Maybe I am just hoping that conjuring images of a frozen metropolitan tundra would be a metaphorical way to segue into my new obsession of the week; Wakefulness. I have of late been indulging my occasional flaky side (the one that likes yoga and tempeh…my friend Claire just called me a hippy dipster) by spending some time in contemplation of new agey/spiritually philosophical theory (although If you think about them they are actually quite ancient age concepts but I digress) and the recurring theme is that of wakefulness as in our minds, souls etc.. in layman’s terms; Stop the zombie-itis. I was thinking about wakefulness as I sat through a few pieces of theatre this week of varying styles and varying levels of “irritating me to death” and yet I barely moved. I couldn’t even muster the wherewithal to mime the gesture of hanging myself. It was as if the combination of boredom, winter and too many layers of clothes was lulling me into a semi-catatonic state and I thought am I the “dream audience” or am I dreaming I am in the audience? And if so what did I eat last night that conjured this unfortunate vision?
Maybe I should only watch theatre in the winter purely for the sake of others. The cold seems to act like Valium. I now understand the theory about war and hot countries.

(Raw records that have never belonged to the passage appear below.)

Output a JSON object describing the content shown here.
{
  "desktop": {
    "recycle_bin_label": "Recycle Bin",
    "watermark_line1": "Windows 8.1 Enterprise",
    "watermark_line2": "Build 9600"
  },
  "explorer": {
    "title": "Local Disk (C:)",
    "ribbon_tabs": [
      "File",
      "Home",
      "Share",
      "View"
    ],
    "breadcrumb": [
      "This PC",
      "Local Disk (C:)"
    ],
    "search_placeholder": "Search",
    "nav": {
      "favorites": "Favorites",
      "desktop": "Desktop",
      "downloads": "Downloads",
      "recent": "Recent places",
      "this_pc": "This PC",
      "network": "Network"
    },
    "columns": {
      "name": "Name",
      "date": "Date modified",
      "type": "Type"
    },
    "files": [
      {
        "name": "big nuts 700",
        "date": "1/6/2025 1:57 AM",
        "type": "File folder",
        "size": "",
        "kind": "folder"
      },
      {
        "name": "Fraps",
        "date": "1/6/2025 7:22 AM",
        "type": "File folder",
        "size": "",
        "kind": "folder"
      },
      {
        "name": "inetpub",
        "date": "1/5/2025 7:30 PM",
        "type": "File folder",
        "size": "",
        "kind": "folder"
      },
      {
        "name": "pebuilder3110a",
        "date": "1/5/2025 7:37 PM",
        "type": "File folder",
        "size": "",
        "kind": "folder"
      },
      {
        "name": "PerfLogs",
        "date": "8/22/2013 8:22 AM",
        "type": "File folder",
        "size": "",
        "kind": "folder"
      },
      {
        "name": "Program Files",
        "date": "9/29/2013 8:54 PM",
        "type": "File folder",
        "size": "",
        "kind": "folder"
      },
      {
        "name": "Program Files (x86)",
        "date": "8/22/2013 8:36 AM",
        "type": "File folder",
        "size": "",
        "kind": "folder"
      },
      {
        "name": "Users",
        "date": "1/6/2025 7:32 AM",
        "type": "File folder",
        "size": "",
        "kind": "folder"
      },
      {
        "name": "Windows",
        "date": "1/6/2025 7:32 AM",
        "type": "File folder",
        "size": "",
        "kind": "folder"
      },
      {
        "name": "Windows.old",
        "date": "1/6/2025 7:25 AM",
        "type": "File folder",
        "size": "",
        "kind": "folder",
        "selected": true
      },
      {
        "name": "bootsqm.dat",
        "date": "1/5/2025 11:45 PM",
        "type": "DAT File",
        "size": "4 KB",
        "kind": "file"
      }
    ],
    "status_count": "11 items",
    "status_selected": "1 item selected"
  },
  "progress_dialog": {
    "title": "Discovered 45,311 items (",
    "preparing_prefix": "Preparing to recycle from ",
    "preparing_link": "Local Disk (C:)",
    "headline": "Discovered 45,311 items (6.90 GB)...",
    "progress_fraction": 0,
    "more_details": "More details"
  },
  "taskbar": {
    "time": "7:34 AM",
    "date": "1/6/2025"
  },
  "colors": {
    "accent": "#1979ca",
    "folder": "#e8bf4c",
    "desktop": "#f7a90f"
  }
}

However, maybe I want to be hot and bothered (not in the pornographic sense). Maybe I want to feel things while I am watching a show. Maybe I want to sweat a little. Maybe I want to something interesting to snap me out of the winter blues. Maybe I want more jokes. Maybe you should want that as well.
Maybe we should just throw on some warm coats and take a stroll in the tundra and try our hands at interesting conversation instead of sacrificing ourselves to some unworthy
theatre. Or maybe we should just stay in the beer tent and replace our blood with hot toddies.
Enough of that morose brain fart. Here is a hilarious game I came up with. Type a weird phrase into YouTube and see what pops up. I tried “Theatre is Life”
Sock puppets make everything better.